3,000 Americans around the world renounced their citizenship last year. Meet five U.S. citizens who have given up their passports -- or are thinking about it -- to escape an overly complicated tax code.
I was born a dual citizen of both the U.S. and Germany -- the U.S. through my father, and Germany through my mother.
After graduating from college in 2008, I moved for work to Dongguan, China, and I've been here ever since.
Germany doesn't require me to report, file or pay taxes on my income earned abroad, even though I am a German citizen. But as an American citizen, I am required to file taxes on my worldwide income. I always knew that even as an expat, I would have to file.
I have a tax service in the U.S. handle it for me. There's just too much for me to possibly know what's going on with tax laws and regulations -- I can't keep up with it. It costs me several hundred dollars every year, but if a tax expert can keep me in good standing and in compliance, then I see it as the single best investment I make every year.

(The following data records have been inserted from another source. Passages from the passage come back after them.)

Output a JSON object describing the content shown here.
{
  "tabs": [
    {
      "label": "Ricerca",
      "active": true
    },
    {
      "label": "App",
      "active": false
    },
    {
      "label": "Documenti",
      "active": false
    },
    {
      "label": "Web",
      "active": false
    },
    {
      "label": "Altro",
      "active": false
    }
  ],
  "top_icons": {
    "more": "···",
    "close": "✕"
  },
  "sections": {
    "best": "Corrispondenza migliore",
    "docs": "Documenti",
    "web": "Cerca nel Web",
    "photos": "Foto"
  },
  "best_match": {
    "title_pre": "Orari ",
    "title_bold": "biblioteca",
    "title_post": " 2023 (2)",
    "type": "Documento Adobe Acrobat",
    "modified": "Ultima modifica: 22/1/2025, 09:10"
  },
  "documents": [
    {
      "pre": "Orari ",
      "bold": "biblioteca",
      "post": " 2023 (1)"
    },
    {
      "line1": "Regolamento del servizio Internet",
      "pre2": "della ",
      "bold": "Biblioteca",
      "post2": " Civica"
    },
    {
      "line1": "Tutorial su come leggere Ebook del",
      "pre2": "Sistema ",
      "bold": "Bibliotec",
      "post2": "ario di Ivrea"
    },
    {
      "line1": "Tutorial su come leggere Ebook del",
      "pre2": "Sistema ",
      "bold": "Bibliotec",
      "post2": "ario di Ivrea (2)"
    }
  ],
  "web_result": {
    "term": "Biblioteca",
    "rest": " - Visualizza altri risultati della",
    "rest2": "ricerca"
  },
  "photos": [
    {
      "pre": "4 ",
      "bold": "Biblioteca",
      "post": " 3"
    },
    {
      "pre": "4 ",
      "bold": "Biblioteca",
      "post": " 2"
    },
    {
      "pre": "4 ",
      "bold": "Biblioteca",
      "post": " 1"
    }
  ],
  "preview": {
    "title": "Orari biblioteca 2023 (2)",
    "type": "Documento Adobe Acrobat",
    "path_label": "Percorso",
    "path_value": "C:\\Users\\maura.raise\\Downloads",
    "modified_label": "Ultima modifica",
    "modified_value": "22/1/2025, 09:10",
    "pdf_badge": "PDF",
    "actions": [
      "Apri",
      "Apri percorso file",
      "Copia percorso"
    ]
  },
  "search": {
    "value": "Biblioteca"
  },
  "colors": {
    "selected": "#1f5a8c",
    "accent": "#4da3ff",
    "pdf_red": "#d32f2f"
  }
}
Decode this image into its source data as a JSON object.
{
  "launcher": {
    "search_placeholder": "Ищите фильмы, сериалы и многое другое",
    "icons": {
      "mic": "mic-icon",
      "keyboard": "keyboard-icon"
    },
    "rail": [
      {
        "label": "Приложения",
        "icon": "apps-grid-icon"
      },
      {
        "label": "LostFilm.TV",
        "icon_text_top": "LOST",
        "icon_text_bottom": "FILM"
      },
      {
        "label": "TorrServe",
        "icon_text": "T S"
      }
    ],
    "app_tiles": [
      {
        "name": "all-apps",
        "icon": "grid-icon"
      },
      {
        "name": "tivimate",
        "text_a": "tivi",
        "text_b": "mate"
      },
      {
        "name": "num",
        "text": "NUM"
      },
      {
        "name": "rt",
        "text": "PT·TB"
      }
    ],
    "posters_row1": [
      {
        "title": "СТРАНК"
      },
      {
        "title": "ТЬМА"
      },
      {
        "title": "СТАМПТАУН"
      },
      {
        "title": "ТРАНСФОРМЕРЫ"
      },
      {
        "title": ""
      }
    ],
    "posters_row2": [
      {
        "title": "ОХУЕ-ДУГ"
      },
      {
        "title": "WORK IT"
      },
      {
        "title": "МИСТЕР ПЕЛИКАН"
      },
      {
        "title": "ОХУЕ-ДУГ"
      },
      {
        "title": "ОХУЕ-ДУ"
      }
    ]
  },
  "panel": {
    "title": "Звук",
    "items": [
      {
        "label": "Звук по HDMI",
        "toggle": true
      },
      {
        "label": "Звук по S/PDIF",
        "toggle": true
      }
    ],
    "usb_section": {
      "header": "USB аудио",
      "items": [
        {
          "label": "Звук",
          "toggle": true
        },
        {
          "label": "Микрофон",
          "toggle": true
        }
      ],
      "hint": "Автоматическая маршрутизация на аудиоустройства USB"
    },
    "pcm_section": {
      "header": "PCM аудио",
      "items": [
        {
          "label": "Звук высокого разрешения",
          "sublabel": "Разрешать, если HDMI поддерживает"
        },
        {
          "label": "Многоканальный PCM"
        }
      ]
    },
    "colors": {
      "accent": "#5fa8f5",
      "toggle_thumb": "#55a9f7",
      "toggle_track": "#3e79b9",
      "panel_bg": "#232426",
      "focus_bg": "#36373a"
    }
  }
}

I am increasingly conflicted about giving up my U.S. citizenship. I plan to live abroad for a while for my career, and I don't know when I'll move back. It doesn't make it any easier as there also seem to be more and more restrictions for expats -- we're ostracized for being American.
On numerous occasions, I've gone to banks to talk about investment opportunities, and they will blatantly tell me, "We do offer them to our customers, but because you're American, those opportunities are not available." I've even had health insurance companies tell me they'd prefer I sign up as a German citizen.
Ultimately, I don't know what I'm going to do as time goes on, but I do know that I will always feel and be American, regardless of my passport.